Maintaining a Shiny Coat

A cat’s healthy skin and coat begins with good nutrition (speak to your veterinarian), but good grooming helps too.  Simply brushing your cat’s fur can help prevent mats, tangles and hairballs as well as remove dirt, grease and dead fur from their coat.  Brushing also helps remove skin flakes, stimulate blood circulation and distribute healthy oils from their skin throughout their fur, promoting healthy hair growth. Plus, brushing can be a great way to bond with your kitty. Luckily most cats enjoy being brushed. And the close attention you give while grooming can lead to early detection of symptoms of a developing health problem like lumps, bumps or sores. If you cat is new to brushing, let them check out the brush on their own terms and keep sessions short in the beginning to ease them into this new experience. And be sure to provide treats and praise during and after every brushing session to help promote positive association.

Good Dental Hygiene

Many pet parents ignore dental hygiene until their pet has offensively bad breath or shows difficulty eating.  But by this point, the issue can be quite advanced and most likely proper dental care could have prevented the problem in the first place.  Similar to humans, cats develop plaque and bacteria on their teeth, gums and tongue leading to gingivitis, periodontitis, and mouth ulcers.  Fortunately, a program of preventive dental care can keep your cat’s mouth clean and healthy.

First, we recommend that you ask your vet to demonstrate a basic oral exam that you can repeat at home to look for signs of trouble like inflamed or bleeding gums, loose, broken or discolored teeth and bad breath.  Then, you can work on making tooth brushing a part of their regular routine. Doing this task daily would be most ideal, but let’s be real – no one has time for that and most cats won’t put up with it that often.  So, start with once a month and see if you can increase to once a week. 

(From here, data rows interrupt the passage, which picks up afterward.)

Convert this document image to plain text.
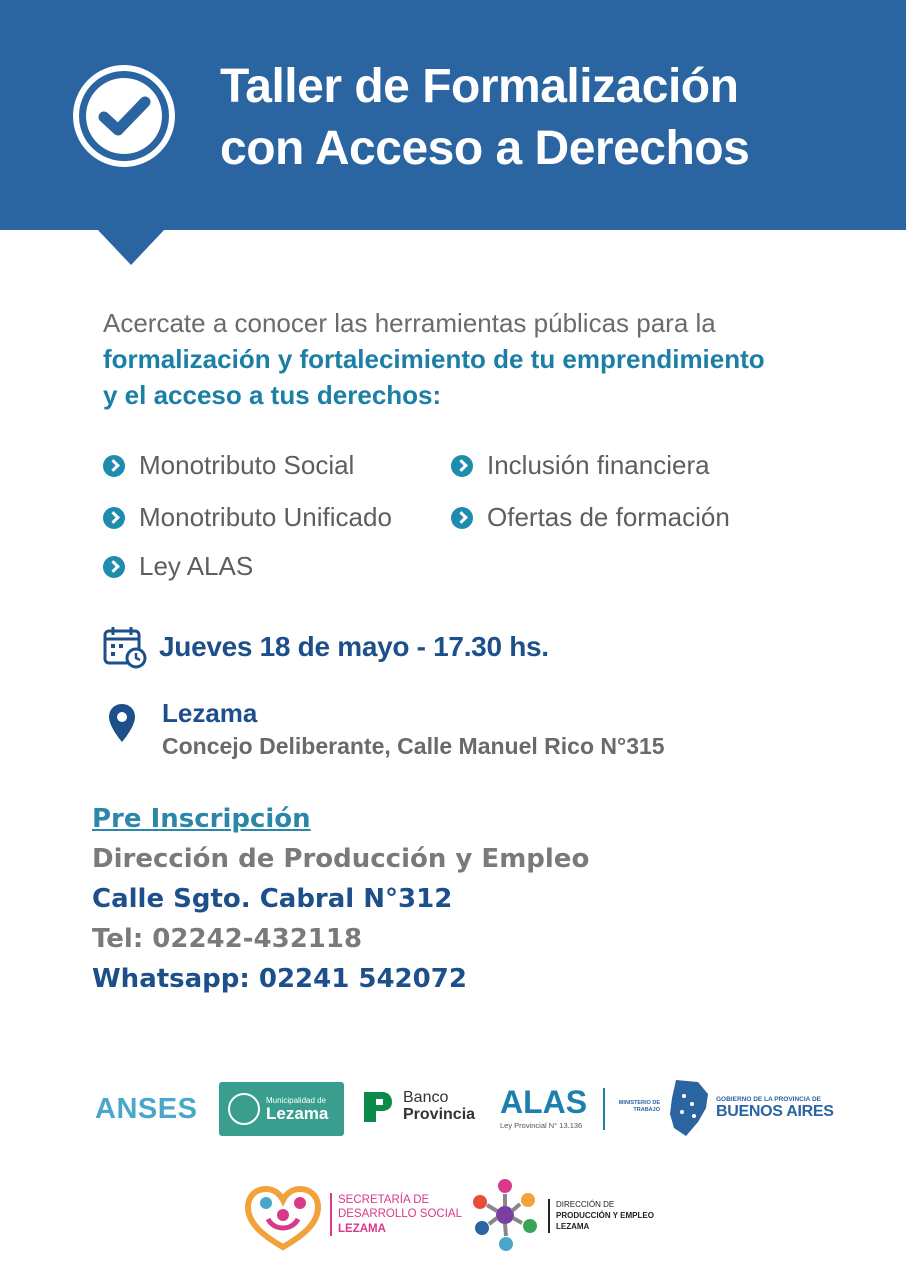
Taller de Formalización
con Acceso a Derechos
Acercate a conocer las herramientas públicas para la
formalización y fortalecimiento de tu emprendimiento
y el acceso a tus derechos:
Monotributo Social
Monotributo Unificado
Ley ALAS
Inclusión financiera
Ofertas de formación
Jueves 18 de mayo - 17.30 hs.
Lezama
Concejo Deliberante, Calle Manuel Rico N°315
Pre Inscripción
Dirección de Producción y Empleo
Calle Sgto. Cabral N°312
Tel: 02242-432118
Whatsapp: 02241 542072
ANSES	Municipalidad de
Lezama
Banco
Provincia ALAS
Ley Provincial N° 13.136
MINISTERIO DE
TRABAJO
GOBIERNO DE LA PROVINCIA DE
BUENOS AIRES
SECRETARÍA DE
DESARROLLO SOCIAL
LEZAMA
DIRECCIÓN DE
PRODUCCIÓN Y EMPLEO
LEZAMA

Like all new experiences, you’ll have to introduce tooth brushing in stages and keep it a happy experience for your cat.  Make sure to get toothpaste specially formulated for cats.  Start by briefly running a finger with a little toothpaste on it gently across their teeth and gums while petting and praising your kitty.  Slowly increase the amount of time you spend doing this until you can rub the outer surfaces of all of their teeth.  Then you can introduce the brush.  You may need to cut back the time spent once you introduce the brush and slowly increase again once they get used to the feel of the bristles.   

Paws & Claws

Cats use their claws for scratching, climbing and marking territory. Their nails are continuously growing and the activity of most indoor cats is not enough to keep them trim. You should work on trimming your cat’s nails every 2 weeks. If not, their nails will continue to grow, potentially harming humans or furniture and eventually curling into the footpad causing severe pain and difficulty walking. Overgrown nails also become curved and don’t retract completely, getting stuck in carpet and other soft surfaces. Contrary to popular belief, scratchers and scratching posts do not keep claws trimmed, they only provide a safe surface for cats to scratch. Human intervention is needed to keep the nails short. 

However, most cats do not enjoy getting their nails trimmed so it is really important to desensitize your cat to having their feet, pads and toes handled before attempting to cut their nails.  Even if you decide to use a groomer for this service, getting your cat familiar with having their feet touched will be extremely helpful.  Here’s how you’ll do it:

  • Select a comfortable, quiet space away from distractions and windows and hold your cat in your lap at a time when they are calm and sleepy, like after a meal. 
  • Before attempting to trim their nails, spend several days, even weeks, massaging your cat’s legs and paws, pressing gently on each foot pad to extend the corresponding nail.  Release immediately and give your cat treats and praise to normalize this type of touch. 
  • Then you need to acclimate kitty to the nail clipper and the sound it makes.  You can do this by repeating the above with an extra step: “trimming” an uncooked piece of spaghetti each time your cat’s nail extends.  Release the pressure and immediately reward your cat.
  • Once your cat is calm and comfortable with you touching their paws, you are ready to trim their nails.  Make sure to only cut the sharp tip of each nail and NOT THE QUICK (pink part of the nail containing blood vessels).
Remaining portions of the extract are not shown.